In occasione del centenario dalla realizzazione di Le Retour à la Raison, a opera del celebre pittore e fotografo americano Man Ray, durante il Festival di Cannes 2023, all’interno della sezione Cannes Classiques, il regista Jim Jarmusch e il produttore Carter Logan (fondatori del gruppo musicale Sqürl) presenteranno la proiezione in esclusiva dei quattro film realizzati dall’artista tra il 1923 e il 1929: Le Retour à la Raison (1923), Emak Bakia (1926), L’Etoile de mer (1928) e Les Mystères du château de dé (1929).
Tali film sono stati tutti recentemente restaurati e per l’occasione, appunto, Jarmusch e Logan li hanno riuniti in un’unica opera, che verrà musicata dal vivo proprio da loro.

Di questi quattro cortometraggi altamente sperimentali, dunque, Le Retour à la Raison è il più famoso, nonché quello che, a suo tempo, ha letteralmente sconvolto pubblico e critica per la sua straordinaria forma, in cui veniva stravolta ogni pregressa convenzione riguardante la neonata arte cinematografica.
Già, perché, di fatto, fin dagli inizi della sua carriera, Man Ray è sempre stato alla ricerca di nuovi linguaggi, di nuovi modi di produrre arte. Accostatosi al movimento dadaista, egli ha fatto ciò dapprima nel campo della pittura e della fotografia, poi, naturalmente, del cinema.

Le Retour à la Raison, dunque, fu realizzato in un periodo particolarmente prolifico per quanto riguarda il cinema. In questi anni, infatti, oltre a Man Ray, numerosi erano gli artisti che per la prima volta si stavano avvicinando a questa nuova forma d’arte: da Marcel Duchamp (con cui nel 1925 Man Ray avrebbe realizzato Anémic Cinéma) a Luis Buñuel, senza dimenticare Salvador Dalì e Germaine Dulac, giusto per citarne qualcuno. Luci e ombre, ma anche immagini apparentemente prive di un significato logico venivano accostate per dar vita a una vera e propria esperienza visiva (e uditiva).

Nel realizzare Le Retour à la Raison, Man Ray voleva innanzitutto dimostrare come fosse possibile fare cinema senza usare i classici mezzi impiegati per la realizzazione di un film. Di conseguenza, in questa sua opera non v’è presenza di sceneggiatura, né di attori e nemmeno di una macchina da presa. Girato in una sola notte, il cortometraggio è stato realizzato tramite la tecnica della rayografia (di cui Man Ray fu pioniere), che consisteva nel contatto diretto tra oggetti e materiale sensibile (in questo caso, appunto, la pellicola).

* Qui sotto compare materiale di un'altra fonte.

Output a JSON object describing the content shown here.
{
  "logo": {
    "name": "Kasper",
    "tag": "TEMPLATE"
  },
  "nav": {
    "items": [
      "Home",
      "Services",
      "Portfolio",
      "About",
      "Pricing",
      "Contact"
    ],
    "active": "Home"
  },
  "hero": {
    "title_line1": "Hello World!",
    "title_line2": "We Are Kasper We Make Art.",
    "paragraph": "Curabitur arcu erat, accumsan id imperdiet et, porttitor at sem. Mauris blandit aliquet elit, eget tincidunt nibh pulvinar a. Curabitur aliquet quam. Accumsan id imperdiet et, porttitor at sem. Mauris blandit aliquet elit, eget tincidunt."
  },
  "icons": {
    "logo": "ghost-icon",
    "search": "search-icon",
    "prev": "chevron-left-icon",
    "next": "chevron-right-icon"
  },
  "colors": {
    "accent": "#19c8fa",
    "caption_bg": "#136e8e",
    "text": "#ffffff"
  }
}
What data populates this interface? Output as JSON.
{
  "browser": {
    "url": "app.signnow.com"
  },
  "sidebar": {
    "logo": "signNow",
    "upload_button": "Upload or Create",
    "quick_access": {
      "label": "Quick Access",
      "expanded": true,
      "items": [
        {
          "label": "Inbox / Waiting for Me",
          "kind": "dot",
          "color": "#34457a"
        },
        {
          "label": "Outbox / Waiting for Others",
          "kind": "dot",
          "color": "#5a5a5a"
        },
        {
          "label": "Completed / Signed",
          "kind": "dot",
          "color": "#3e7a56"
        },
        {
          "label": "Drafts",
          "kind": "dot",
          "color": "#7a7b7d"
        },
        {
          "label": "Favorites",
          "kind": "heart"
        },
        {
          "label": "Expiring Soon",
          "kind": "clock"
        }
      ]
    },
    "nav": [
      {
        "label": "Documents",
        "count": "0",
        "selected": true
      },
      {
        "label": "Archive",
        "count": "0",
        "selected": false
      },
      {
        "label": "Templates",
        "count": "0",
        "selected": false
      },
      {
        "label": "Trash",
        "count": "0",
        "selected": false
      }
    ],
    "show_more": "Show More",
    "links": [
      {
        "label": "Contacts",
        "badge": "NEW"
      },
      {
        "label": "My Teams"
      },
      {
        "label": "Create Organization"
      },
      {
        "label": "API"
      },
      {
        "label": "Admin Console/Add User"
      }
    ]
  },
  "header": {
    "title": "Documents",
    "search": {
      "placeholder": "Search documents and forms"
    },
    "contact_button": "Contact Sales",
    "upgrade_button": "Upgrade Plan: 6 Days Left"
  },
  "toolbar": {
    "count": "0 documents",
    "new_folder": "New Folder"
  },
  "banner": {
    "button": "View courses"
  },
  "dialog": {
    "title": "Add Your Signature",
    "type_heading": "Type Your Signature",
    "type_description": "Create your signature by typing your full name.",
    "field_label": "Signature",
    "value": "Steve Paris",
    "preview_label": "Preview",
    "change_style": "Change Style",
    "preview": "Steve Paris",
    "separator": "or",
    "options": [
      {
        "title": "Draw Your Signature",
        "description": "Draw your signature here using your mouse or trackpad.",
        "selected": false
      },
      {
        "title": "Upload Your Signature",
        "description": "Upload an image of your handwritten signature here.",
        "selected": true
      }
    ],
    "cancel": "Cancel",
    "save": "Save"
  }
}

Di conseguenza, ciò che vediamo sullo schermo già dall’inizio di Le Retour à la Raison sono una serie di immagini astratte realizzate mediante il contatto della pellicola con oggetti come spille, chiodi, puntine da disegno, pepe e sale a cui si aggiungono ulteriori immagini ricavate mediante la tecnica dell’illuminazione notturna che culminano dapprima con la scritta DANCER, realizzata con il fumo di una sigaretta, e poi con l’immagine del corpo nudo della modella Kiki de Montparnasse (al secolo Alice Prin) su cui vengono proiettate le ombre dei ricami di una tenda.

Come già possiamo intuire dal titolo, Le Retour à la Raison è un film tutt’altro che razionale e, di conseguenza, fortemente provocatorio. Man Ray ha voluto dimostrare che, a differenza da quanto veniva realizzato al contempo nel resto del mondo, il cinema avrebbe potuto assumere le più disparate forme possibili. In questo suo lavoro ogni pregressa convenzione veniva improvvisamente scardinata e venivano messe in conto anche tutte le possibili conseguenze del caso. A partire dai reali strappi alla pellicola, verificatisi durante la prima proiezione pubblica del film, avvenuta, appunto, nel 1923 durante una serata dadaista denominata Coeur à barbe.

Il cinema stava prendendo una direzione totalmente nuova. La voglia si sperimentare era tanta, le idee anche. E mai come in quegli anni ogni artista e cineasta era pronto davvero a tutto. Una anno dopo la realizzazione di Le Retour à la Raison, ossia nel 1924, la Western Electric avrebbe scoperto quasi per caso un modo per sincronizzare i suoni alle immagini. Una nuova, rivoluzionaria epoca stava per iniziare. Ma questa, ovviamente, è un’altra storia.